In-house benchmark (L1–L3):

Model	Object Distance (L1)	Object Direction (L2)	Spatial Problem Solving (L3)
GPT-5	47.19%	59.27%	33.33%
HiSpatial-3B	92.18%	67.21%	47.44%

Ablation Study¶

Inter-level dependency analysis:

L0	L1	L2	L3	L2 Tasks Avg	L3 Tasks Avg	Note
✓	✓	✓	✓	81.21	56.29	Full model
✓	✓		✓	79.69 (−1.52)	48.15 (−8.14)	w/o L2, L3 drops 8%
✓		✓		56.21 (−25.00)	41.78 (−14.51)	w/o L0+L1, L2 drops 25%

Effect of auxiliary 3D input:

Input	Qualitative	Quantitative
RGB only	83.70	74.16
RGB + relative depth	84.29 (+0.59)	75.26 (+0.90)
RGB + XYZ point cloud	84.79	82.02 (+6.76)
RGB + GT XYZ	—	82.79 (+0.77)

Key Findings¶

Hierarchical dependencies are highly pronounced: Even when L2 training data far exceeds L0+L1 in volume, removing the latter causes a dramatic drop in L2 performance (EmbSpatial: 80.71% → 37.53%), confirming that low-level geometric perception provides an irreplaceable implicit knowledge foundation for higher-level reasoning.
Impact on L3 follows a hierarchical gradient: Removing L1+L2 harms L3 more severely than removing L0+L1 (−14.51% vs. −8.14%), reflecting L3's direct dependence on L1/L2 skills.
Metric-scale point clouds substantially outperform relative depth: The gap reaches 6.76% on quantitative tasks, as metric information directly enables precise distance and size estimation.
Spatial SFT does not degrade general capabilities: Training on 88% spatial + 12% general data improves MMBench from 49.86% to 69.67%, indicating that spatial understanding and general VQA capabilities are mutually reinforcing.

Highlights & Insights¶

The systematic four-level cognitive hierarchy is the paper's central contribution—it not only proposes a task set but also reveals hierarchical dependencies among tasks, providing clear guidance for future training strategies (training lower levels first is more effective).
The large-scale automated data pipeline has strong reuse value: from MoGe-2 point cloud estimation to multi-model object detection, textual reference generation and verification, and multi-format QA synthesis, the entire workflow can be directly applied to new image datasets.
A 3B model surpassing GPT-5 and Gemini-2.5-Pro demonstrates that strong spatial understanding can be achieved in small models through high-quality domain data and principled architectural design, without requiring massive model scale.
The finding that metric-scale point cloud maps outperform relative depth maps points toward promising directions for downstream tasks with depth sensors, such as embodied AI.

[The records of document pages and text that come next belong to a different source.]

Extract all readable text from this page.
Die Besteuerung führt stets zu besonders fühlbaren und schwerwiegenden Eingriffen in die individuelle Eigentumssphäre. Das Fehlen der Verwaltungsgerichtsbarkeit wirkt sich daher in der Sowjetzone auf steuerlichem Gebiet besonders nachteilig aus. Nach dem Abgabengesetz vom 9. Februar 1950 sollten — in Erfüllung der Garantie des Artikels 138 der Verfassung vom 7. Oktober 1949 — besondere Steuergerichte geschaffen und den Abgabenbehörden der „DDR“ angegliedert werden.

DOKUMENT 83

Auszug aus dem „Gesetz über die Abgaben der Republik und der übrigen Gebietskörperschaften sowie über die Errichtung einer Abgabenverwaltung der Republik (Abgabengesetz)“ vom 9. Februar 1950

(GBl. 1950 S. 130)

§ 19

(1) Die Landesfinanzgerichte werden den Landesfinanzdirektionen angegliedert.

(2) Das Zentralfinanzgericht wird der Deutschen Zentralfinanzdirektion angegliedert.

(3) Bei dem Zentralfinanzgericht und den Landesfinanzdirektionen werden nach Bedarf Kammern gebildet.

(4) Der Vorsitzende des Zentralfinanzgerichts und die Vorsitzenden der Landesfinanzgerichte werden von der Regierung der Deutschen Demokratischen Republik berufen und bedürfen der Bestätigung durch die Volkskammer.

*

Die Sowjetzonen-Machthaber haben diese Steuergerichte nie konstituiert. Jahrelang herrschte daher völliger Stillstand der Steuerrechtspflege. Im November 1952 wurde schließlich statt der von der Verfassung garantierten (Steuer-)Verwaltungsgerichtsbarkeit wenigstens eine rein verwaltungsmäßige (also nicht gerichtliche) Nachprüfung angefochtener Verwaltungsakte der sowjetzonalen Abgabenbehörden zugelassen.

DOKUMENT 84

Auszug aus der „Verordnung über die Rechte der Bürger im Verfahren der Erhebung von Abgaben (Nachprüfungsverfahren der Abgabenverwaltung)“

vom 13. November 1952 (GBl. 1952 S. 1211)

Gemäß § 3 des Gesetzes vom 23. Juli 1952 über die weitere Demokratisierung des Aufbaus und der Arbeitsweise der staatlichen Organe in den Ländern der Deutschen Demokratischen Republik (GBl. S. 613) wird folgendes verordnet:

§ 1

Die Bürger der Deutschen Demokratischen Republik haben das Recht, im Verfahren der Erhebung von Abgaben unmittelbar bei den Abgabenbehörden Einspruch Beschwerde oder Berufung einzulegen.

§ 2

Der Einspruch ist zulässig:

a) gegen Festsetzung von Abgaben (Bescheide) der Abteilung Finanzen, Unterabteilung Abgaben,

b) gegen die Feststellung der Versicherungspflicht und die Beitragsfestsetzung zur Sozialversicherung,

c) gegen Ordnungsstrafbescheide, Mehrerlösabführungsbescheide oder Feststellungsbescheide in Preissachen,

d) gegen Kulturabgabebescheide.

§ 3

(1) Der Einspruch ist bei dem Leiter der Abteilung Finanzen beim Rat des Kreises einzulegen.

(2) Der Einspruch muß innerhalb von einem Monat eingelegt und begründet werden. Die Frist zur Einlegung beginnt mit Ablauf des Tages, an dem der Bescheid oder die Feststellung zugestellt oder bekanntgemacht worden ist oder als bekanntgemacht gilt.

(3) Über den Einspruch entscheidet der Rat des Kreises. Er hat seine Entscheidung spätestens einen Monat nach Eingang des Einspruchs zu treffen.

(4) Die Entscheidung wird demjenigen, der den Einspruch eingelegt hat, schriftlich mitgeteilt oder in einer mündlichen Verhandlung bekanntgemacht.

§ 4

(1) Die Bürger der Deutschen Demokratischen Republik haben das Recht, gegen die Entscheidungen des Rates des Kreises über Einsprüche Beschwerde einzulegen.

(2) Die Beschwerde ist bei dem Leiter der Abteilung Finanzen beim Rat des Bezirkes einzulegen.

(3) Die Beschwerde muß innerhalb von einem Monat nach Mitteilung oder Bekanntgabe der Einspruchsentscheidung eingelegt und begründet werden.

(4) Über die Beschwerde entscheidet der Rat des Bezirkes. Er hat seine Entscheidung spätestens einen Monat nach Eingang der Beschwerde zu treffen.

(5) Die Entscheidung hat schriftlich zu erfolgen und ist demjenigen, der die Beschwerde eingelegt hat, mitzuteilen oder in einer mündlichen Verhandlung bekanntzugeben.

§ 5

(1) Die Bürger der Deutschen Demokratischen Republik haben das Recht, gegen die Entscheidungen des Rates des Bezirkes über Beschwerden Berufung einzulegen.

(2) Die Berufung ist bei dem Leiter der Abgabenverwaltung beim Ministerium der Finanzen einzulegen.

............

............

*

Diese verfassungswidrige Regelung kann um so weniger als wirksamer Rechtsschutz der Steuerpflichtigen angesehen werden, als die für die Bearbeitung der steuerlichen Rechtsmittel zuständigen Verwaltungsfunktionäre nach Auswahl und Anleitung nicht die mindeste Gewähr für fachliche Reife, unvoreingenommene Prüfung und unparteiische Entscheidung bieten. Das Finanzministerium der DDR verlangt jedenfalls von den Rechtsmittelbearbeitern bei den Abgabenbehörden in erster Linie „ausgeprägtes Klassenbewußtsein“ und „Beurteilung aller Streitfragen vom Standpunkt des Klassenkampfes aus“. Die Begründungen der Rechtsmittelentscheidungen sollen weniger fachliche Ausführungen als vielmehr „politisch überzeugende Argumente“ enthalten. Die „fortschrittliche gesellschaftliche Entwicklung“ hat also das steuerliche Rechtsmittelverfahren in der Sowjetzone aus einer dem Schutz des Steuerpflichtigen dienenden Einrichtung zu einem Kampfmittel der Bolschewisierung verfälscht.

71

Limitations & Future Work¶

The pipeline relies on MoGe-2 for point cloud estimation; quality may degrade in scenes with sparse texture or heavy occlusion.
The textual reference verification step has a limited pass rate, falling back to category labels and bounding boxes upon verification failure.
L3 spatial problem-solving questions are generated by GPT, potentially introducing bias and insufficient diversity.
Validation is conducted only on PaliGemma2-3B; whether the findings generalize to larger models remains unclear.
Evaluation is limited to static single-image scenes; 3D spatial understanding in video or multi-view settings is not addressed.

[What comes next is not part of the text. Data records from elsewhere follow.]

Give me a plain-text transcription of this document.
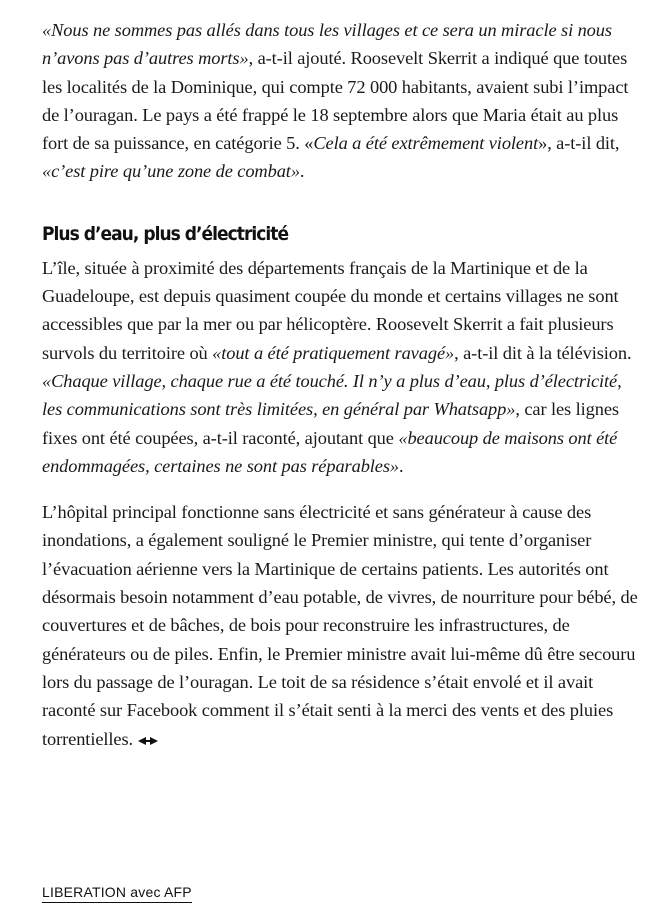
«Nous ne sommes pas allés dans tous les villages et ce sera un miracle si nous n’avons pas d’autres morts», a-t-il ajouté. Roosevelt Skerrit a indiqué que toutes les localités de la Dominique, qui compte 72 000 habitants, avaient subi l’impact de l’ouragan. Le pays a été frappé le 18 septembre alors que Maria était au plus fort de sa puissance, en catégorie 5. «Cela a été extrêmement violent», a-t-il dit, «c’est pire qu’une zone de combat».

Plus d’eau, plus d’électricité

L’île, située à proximité des départements français de la Martinique et de la Guadeloupe, est depuis quasiment coupée du monde et certains villages ne sont accessibles que par la mer ou par hélicoptère. Roosevelt Skerrit a fait plusieurs survols du territoire où «tout a été pratiquement ravagé», a-t-il dit à la télévision. «Chaque village, chaque rue a été touché. Il n’y a plus d’eau, plus d’électricité, les communications sont très limitées, en général par Whatsapp», car les lignes fixes ont été coupées, a-t-il raconté, ajoutant que «beaucoup de maisons ont été endommagées, certaines ne sont pas réparables».

L’hôpital principal fonctionne sans électricité et sans générateur à cause des inondations, a également souligné le Premier ministre, qui tente d’organiser l’évacuation aérienne vers la Martinique de certains patients. Les autorités ont désormais besoin notamment d’eau potable, de vivres, de nourriture pour bébé, de couvertures et de bâches, de bois pour reconstruire les infrastructures, de générateurs ou de piles. Enfin, le Premier ministre avait lui-même dû être secouru lors du passage de l’ouragan. Le toit de sa résidence s’était envolé et il avait raconté sur Facebook comment il s’était senti à la merci des vents et des pluies torrentielles.

LIBERATION avec AFP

vs. SpatialRGPT: SpatialRGPT addresses only L1–L2 quantitative tasks and uses relative depth. HiSpatial covers all four levels and uses metric-scale point clouds, improving quantitative accuracy from 56.22% to 79.28%.
vs. MM-Spatial: Both use RGB-D input and a 3B model, but HiSpatial's hierarchical data is more comprehensive (2B QA pairs), improving quantitative average from 68.70% to 79.28%.
vs. RoboRefer: RoboRefer focuses on spatial referencing in embodied settings and lacks systematic hierarchical design. HiSpatial also achieves superior performance on RoboSpatial (86.18% vs. 84.55%).

Rating¶

Novelty: ⭐⭐⭐⭐ The four-level hierarchy is conceptually intuitive but rigorously executed; the inter-level dependency analysis constitutes a genuine novel contribution.
Experimental Thoroughness: ⭐⭐⭐⭐⭐ Seven external benchmarks, an in-house benchmark, detailed ablations, and general capability evaluations—exceptionally comprehensive.
Writing Quality: ⭐⭐⭐⭐ Clear structure, information-rich figures and tables, and detailed pipeline descriptions.
Value: ⭐⭐⭐⭐⭐ The data pipeline and hierarchical framework offer high reference value to the community; the 3B model surpassing GPT-5 serves as a compelling demonstration.